Now, we’ve entered new era. Recently, we’ve seen malware paralyze operations and ding profits at major global companies and data breaches give haircuts to stock valuations. We’ve seen government regulators—the SEC, the New York Department of Finance, and the EU through the General Data Protection Regulation (GDPR)—steadily increasing supervision of cyber activities by private companies, demanding more, and better, disclosure. We’ve seen large companies in every industry facing digital disruption—from autonomous vehicles and the Internet of Things, to Bitcoin– and try to weigh the risks and rewards of adapting.

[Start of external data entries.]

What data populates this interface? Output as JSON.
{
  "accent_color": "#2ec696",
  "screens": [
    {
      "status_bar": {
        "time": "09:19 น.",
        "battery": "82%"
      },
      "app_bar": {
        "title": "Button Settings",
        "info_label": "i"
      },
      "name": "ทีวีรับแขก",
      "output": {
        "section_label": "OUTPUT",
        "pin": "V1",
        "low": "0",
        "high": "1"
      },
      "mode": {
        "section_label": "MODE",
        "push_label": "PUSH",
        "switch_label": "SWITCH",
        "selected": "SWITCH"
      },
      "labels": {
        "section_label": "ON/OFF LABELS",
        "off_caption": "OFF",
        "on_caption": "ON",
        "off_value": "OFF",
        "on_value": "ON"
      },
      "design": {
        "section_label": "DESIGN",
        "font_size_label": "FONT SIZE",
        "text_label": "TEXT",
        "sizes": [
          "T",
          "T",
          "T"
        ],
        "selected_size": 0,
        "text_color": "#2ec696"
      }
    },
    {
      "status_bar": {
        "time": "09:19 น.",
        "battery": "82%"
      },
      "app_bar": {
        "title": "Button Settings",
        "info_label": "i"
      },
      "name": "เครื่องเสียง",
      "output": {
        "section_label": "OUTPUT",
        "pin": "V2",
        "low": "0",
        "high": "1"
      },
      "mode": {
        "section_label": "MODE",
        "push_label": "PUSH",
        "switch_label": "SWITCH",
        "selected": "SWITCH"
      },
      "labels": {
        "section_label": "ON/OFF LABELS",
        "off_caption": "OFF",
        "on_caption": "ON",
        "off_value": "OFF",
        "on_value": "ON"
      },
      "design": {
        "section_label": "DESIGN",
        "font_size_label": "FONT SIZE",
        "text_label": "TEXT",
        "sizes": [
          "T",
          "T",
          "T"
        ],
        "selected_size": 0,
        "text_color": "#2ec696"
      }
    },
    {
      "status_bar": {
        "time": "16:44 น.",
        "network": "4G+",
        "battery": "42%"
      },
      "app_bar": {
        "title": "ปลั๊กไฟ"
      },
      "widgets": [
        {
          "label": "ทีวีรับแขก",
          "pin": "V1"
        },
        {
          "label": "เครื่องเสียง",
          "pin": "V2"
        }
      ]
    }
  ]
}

These are board room and C-suite concerns, and from their vantage point, cyber risk has risen to the level of enterprise risk – which they expect to be measured, managed, and reported in the terms that the rest of the enterprise understands, namely, in financial terms to show the likelihood and potential cost of losses. And that’s a problem for the standard CISO communication toolkit because it doesn’t really communicate business risk. At best, it offers implied risk—if our scorecard number is low we must have more risk, right? And if we spend more on controls to make the numbers increase we must have less risk, right?
Just don’t ask us to tell you how much more or less risk, and certainly not in dollars. And don’t look to us to help you with the tough questions you face, such as:
• How can I disclose to regulators if our cyber risk hits levels that materially impact the finances of the company?
• What’s the return on investment for any major cyber project with a security aspect, like moving operations to the cloud or consolidating and protecting our critical intellectual property?
Hiding behind techno-babble just won’t work anymore. Expectations have changed. Welcome, CISOs, to the era of Cyber Risk Economics.
The good news is that your profile in the organization has jumped up several levels, which is an invitation to up your game, to think more broadly and in business terms about cyber risk and cybersecurity.
Great, but where to start? Consider the standard Factor Analysis of Information Risk (FAIR) Model for Quantitative Risk Analysis.
Despite the name, FAIR is more of a change in thinking about risk rather than another scorecard of numbers. Many infosec teams are using FAIR – First, to identify and define the organization’s true risks as possible loss scenarios driven by cyber events. The questions that need to be answered to describe such a loss event are: What is the asset at risk? What is the threat that we are facing? What is the threat effect? What are the forms of loss that we could incur?
Second, infosec teams use FAIR to measure risk as the probable frequency and probable impact of such loss events, which allows them to communicate risk to the other business stakeholders in a language they understand—dollar amount.
So, a “vulnerability” is not a risk. “Ransomware” is not a risk. “The Cloud” is not a risk. If those sound like the items listed as risks in your risk register, you’re not alone. These are factors that contribute to risk but are not a loss event by themselves. Many teams start implementing FAIR by cleaning up their risk registers and getting everyone focused on the probable events that could cause their organization real loss. They move onto prioritizing those risks and then, with the use of FAIR-powered software, running analyses to see what controls are most effective in reducing risk. When the board or senior management want to understand the implications of a new threat or an audit finding, or the risk associated with a new initiative, like moving a critical application to the cloud, they have the analytical skills and the applications to quickly send back a range of scenarios that make the risk choices clear to the decision makers.
This is a growing movement, and I think it’s the right movement during this era of heightened expectations for CISOs.